Cavaliere d'Italia (Himantopus himantopus) cm 38.

Classificazione Ordine Caradriformi, famiglia Recurvirostridi.

Caratteristiche Uccello inconfondibile. Lungo sui 38 cm. Ha un becco lungo e nero; una colorazione nera superiormente e bianca inferiormente; le zampe sono lunghe e rosa. In volo le zampe sporgono oltre la coda. In inverno, maschio e femmina hanno teste e collo bianchi, mentre in primavera ed estate il maschio ha la parte posteriore del capo nera. I giovani sono più brunastri con orlo chiaro alle piume del dorso e delle ali.

Ambiente Paludi, stagni, lagune, zone palustri in genere.

Diffusione Europa centromeridionale, Asia, Africa, America, Australia.

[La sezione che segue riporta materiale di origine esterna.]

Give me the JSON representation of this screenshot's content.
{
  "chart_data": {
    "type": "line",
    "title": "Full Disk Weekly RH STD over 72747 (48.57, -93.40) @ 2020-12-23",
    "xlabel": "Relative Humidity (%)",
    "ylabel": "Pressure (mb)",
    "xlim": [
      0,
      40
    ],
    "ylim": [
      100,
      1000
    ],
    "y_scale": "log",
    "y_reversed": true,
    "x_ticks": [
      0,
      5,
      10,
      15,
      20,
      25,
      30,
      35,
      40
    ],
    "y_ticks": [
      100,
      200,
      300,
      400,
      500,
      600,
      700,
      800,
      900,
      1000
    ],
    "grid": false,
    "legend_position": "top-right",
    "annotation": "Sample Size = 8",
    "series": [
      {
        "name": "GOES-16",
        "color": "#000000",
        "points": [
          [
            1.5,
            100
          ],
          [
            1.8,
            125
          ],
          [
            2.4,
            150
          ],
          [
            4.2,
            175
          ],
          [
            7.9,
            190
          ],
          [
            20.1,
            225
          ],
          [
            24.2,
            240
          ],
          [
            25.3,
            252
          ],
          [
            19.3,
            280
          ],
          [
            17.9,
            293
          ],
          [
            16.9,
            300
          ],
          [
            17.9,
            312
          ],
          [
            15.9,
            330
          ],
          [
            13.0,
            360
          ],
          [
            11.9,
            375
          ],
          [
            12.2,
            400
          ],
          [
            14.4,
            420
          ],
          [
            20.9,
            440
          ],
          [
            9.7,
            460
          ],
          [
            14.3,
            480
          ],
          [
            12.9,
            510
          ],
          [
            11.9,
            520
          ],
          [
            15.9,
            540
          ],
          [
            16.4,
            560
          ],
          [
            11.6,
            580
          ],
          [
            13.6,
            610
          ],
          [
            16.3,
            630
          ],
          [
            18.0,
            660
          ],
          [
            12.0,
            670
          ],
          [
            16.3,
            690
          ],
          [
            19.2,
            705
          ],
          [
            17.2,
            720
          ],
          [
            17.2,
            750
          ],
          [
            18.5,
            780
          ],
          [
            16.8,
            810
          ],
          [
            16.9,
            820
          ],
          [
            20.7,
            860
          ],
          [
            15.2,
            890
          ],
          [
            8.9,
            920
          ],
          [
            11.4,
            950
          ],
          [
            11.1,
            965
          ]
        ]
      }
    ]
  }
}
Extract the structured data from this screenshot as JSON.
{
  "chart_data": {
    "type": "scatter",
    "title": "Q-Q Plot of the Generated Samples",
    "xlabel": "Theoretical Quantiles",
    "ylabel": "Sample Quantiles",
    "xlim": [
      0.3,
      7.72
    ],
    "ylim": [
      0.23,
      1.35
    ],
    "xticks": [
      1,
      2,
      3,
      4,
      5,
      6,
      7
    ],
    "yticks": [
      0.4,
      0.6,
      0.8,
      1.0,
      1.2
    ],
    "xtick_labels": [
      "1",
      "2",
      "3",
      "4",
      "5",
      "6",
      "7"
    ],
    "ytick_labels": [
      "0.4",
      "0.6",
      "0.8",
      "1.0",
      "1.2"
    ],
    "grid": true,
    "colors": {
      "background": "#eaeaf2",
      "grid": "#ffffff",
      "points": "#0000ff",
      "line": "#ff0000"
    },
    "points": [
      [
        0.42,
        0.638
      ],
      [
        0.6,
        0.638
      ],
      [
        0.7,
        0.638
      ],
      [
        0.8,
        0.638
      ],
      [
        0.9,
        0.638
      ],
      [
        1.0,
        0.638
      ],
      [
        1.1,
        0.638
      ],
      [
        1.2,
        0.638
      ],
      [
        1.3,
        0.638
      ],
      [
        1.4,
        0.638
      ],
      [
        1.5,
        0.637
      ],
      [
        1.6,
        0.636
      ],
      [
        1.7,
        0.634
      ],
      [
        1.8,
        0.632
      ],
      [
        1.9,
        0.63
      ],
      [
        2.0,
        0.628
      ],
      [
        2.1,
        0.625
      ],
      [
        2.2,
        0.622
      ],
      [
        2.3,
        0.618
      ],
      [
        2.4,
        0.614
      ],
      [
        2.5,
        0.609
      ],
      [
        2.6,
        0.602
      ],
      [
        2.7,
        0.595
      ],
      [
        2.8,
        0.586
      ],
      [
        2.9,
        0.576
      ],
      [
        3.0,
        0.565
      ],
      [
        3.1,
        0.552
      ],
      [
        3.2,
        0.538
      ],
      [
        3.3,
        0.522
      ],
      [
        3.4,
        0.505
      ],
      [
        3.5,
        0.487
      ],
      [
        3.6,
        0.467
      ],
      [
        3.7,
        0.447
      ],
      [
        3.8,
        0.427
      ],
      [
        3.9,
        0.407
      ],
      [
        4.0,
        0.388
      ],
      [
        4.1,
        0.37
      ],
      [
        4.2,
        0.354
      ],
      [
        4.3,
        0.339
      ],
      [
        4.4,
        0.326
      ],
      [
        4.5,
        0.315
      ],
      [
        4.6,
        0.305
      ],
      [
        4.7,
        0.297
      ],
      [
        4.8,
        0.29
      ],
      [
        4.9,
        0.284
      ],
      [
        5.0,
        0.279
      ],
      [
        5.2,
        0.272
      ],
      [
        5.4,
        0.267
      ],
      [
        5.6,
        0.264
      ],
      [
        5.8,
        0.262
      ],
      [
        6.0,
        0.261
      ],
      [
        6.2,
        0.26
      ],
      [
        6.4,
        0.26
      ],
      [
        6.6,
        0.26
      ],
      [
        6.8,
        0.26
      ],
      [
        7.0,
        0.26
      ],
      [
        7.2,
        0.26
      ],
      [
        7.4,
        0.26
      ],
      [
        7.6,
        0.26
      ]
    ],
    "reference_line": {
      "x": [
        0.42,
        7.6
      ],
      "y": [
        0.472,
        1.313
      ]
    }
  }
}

Vita e abitudini II Cavaliere d'Italia costruisce un nido fatto di fango, sostanze vegetali, conchiglie, frammenti vari, posto nell'acqua bassa, o tra la vegetazione palustre. Depone una sola covata, costituita generalmente di 3 uova (ma anche di 4-5) che sono incubate da entrambi i sessi per un periodo di 25-26 giorni. I giovani nidifugi sono allevati da entrambi i genitori e diventano indipendenti a circa 4 settimane di vita. Questo elegantissimo limicolo si nutre d’insetti, invertebrati vari e di sostanze vegetali, raccolti tra II limo e la superficie dell'acqua. Ha abitudini gregarie e nidifica in colonie. Emette un verso caratteristico, che può essere riportato come un cuip-cuip-cuip" molto acuto.

 

Didascalia N° 2

Caratteristiche generali

Il cavaliere d'Italia misura circa 37 centimetri di lunghezza e pesa da 140 a 180 grammi. Le sue zampe rosse sono lunghissime e, in volo, superano di molto la coda. La parte inferiore del corpo è bianca mentre il dorso e le ali sono neri. Maschio e femmina risultano alquanto simili; le macchie nere, di dimensioni variabili, che ornano il corpo e la nuca nel piumaggio nuziale, essendo meno pronunciate nella femmina, permettono di distinguere i due sessi. Esso nidifica nell'Europa meridionale, in alcune zone dell'Europa centrale, in gran parte dell'Africa, nelle regioni meridionali e orientali dell'Asia, dell'Australia, in Nuova Zelanda e in America, dal sud degli Stati Uniti sino all'Argentina. E' un uccello parzialmente migratore, ma le sue migrazioni non hanno grande espansione. In Italia è più frequente in primavera che non in autunno. E' un uccello socievole. Al di fuori del periodo degli amori, in cui si formano le coppie, il cavaliere d'Italia vive in piccoli gruppi. Ma anche durante il periodo della riproduzione le coppie non si allontanano le une dalle altre e nidificano in piccole colonie. Esso cammina con passo leggero ed elegante, ma le zampe lunghe fanno sembrare questa sua andatura un po’ barcollante. Si alza in volo battendo rapido le ali, ma quando ha raggiunto una certa altezza vola lentamente tenendo le lunghe zampe distese all'indietro. Prima di posarsi, plana descrivendo uno o più cerchi. Lo si può trovare nelle zone paludose e ama trattenersi nei luoghi più umidi, dove l'acqua è invasa dalle erbe, e vi nuota per tutto il giorno. Il cavaliere d'Italia si nutre d'insetti e delle loro larve, di molluschi e di altri piccoli animali. Il nido è fatto di una buca poco profonda, scavata nel terreno fangoso o nella sabbia ed è tappezzata con fili d'erba, circondato d'acqua e consolidata con alcuni sassolini. Durante il periodo degli amori, la sua voce acuta risuona nel silenzio della campagna. Le 4 uova brune, macchiate di nero e di grigio, vengono covate alternativamente da entrambi i genitori per un periodo di 25 giorni.